The Architect took a step closer to the King. Before the Architect knew it, the King had unsheathed his sword.

The Architect’s passive face betrayed no emotion.

“Lord, here is the last route you should take, should all else fail”

The King was taken aback.

“There is one more?”

“Yes, Lord. My men know the escapes I showed you. They created those. These are not mere escapes. These are two entry points into the castle as well, hidden though they are. My men are trustworthy, but are men after all. But this last one- this one was designed by me. And the man who laboured for this particular route sleeps beneath the floor of the well. I killed him with my own hands and buried him”

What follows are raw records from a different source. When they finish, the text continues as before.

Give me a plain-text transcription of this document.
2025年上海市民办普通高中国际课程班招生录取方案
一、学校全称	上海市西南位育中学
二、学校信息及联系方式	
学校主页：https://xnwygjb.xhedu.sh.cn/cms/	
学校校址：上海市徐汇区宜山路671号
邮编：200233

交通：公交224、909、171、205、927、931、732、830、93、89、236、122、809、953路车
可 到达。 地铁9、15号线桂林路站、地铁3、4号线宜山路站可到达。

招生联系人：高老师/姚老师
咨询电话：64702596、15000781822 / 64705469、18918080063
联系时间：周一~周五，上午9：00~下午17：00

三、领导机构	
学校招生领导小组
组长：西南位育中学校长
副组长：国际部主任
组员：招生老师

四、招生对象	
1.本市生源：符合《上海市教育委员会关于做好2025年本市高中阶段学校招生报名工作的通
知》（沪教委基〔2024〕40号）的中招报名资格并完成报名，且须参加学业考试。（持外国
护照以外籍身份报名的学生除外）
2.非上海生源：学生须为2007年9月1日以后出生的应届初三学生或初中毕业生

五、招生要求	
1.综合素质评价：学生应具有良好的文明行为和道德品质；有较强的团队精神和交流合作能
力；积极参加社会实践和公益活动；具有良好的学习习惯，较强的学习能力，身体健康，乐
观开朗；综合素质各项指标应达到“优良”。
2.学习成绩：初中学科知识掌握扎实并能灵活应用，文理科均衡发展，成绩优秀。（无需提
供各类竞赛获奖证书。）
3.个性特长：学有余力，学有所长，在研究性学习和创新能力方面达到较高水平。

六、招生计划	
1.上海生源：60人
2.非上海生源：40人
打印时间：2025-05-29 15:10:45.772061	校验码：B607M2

The King’s sharp, kohl lined eyes looked at the Architect’s own with appreciation.

“Lead me to it”

The men climbed down the steps to the floor of the well. The Architect felt the blocks of stone with his hands, one at a time, as he walked around the perimeter. He gestured to the King when he found the right rock. When the King touched it, the ingenuity amazed him- it was cold granite, unlike the other warm, sun soaked stones, yet it looked pale brown like the others.

The Architect effortlessly pushed the rock inside a few inches until he heard a click, and then he moved it to the right. There were discreet abrasions that enabled him to claw his fingers and pull or move the rock.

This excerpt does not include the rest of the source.